TORONTO – Les infrastructures canadiennes sont devenues plus vulnérables aux désastres naturels, comme les inondations frappant actuellement le sud de l’Alberta, en raison de la hausse des coûts d’entretien et de l’augmentation de la fréquence de ces catastrophes à cause des changements climatiques, affirment des experts participant à une importante conférence sur la gestion de ce genre de situations.

Selon Adrian Gordon, l’ancien président du Centre canadien de préparation aux situations d’urgence, il ne sera jamais possible d’être suffisamment préparé pour une catastrophe.

Au dire du Dr Saeed Mirza, un professeur de l’Université McGill se spécialisant en génie structurel, les coûts d’infrastructures «monumentaux» accumulés en raison de «décennies de négligence» ont rendu le Canada particulièrement vulnérable aux événements catastrophiques.

«La fréquence et l’intensité de ces événements se sont accrues à un rythme grandissant, et ce qui était autrefois un événement unique en un siècle pourrait désormais représenter la norme», a-t-il dit.

«Lorsque nous regardons Calgary, nous avons eu des inondations, en 2005, qui ont été décrites comme étant les pires en 100 ans, alors que celles-ci, selon certaines descriptions, sont trois fois plus importantes.»

Les changements climatiques ont par ailleurs eu un «impact significatif» sur l’intensité et la fréquence de ces événements, mais le refus de les prendre en considération et un manque de préparation des gouvernements municipaux ont révélé des failles dans le système, a ajouté M. Mirza.
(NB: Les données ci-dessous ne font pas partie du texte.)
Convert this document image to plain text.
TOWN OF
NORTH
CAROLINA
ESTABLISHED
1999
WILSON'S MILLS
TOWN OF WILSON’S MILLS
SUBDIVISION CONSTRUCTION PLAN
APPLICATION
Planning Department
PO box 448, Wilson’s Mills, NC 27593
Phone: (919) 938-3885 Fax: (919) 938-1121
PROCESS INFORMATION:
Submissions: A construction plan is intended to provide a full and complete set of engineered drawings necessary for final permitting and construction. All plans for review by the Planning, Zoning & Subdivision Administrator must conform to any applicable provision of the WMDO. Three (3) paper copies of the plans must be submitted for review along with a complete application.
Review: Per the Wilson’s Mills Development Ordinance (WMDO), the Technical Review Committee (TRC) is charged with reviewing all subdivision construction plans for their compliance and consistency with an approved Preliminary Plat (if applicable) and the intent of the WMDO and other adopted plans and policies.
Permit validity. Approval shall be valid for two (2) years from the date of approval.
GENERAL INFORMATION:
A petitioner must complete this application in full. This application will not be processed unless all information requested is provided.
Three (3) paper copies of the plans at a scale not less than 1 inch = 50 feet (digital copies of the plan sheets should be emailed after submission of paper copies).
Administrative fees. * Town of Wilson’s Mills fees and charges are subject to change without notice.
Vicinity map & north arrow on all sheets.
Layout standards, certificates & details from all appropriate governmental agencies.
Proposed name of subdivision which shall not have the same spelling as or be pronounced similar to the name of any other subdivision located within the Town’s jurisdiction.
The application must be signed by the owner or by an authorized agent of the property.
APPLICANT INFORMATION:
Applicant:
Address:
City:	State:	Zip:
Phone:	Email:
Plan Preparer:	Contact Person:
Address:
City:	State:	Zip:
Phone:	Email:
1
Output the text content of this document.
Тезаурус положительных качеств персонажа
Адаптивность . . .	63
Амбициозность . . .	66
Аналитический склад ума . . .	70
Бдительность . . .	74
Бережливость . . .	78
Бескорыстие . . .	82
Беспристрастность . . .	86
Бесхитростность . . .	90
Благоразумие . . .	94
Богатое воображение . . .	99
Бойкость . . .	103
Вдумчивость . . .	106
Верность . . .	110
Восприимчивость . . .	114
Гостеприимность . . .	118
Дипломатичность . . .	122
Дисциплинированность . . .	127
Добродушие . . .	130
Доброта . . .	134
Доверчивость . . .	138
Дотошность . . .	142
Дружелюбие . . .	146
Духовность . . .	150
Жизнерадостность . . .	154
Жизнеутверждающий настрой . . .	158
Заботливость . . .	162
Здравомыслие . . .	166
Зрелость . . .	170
Paul Kovacs, animateur de la conférence et membre du Conseil canadien pour le développement social et du Service météorologique du Canada, affirme que l’événement international se penchera sur la préparation du pays face aux désastres naturels.

Selon lui, s’il n’est pas possible de savoir exactement quand se produira une catastrophe naturelle, ces événements se multiplieront à l’avenir.

«Tenons-nous compte de cela lorsque nous décidons de quelle façon nous bâtissons et prenons soin de nos systèmes? Malheureusement, la réponse est trop souvent non.»

M. Mirza estime que les investissements nécessaires dans les infrastructures canadiennes ont atteint 1000 milliards $, alors qu’un récent sondage du McKinsey Global Institute effectué plus tôt cette année fait passer cette somme à 57 000 milliards $ pour l’ensemble de la planète.

«Sur le plan du financement, les montants sont effrayants et aucun gouvernement ne dispose de l’argent pour remettre les infrastructures en état», a souligné M. Gordon.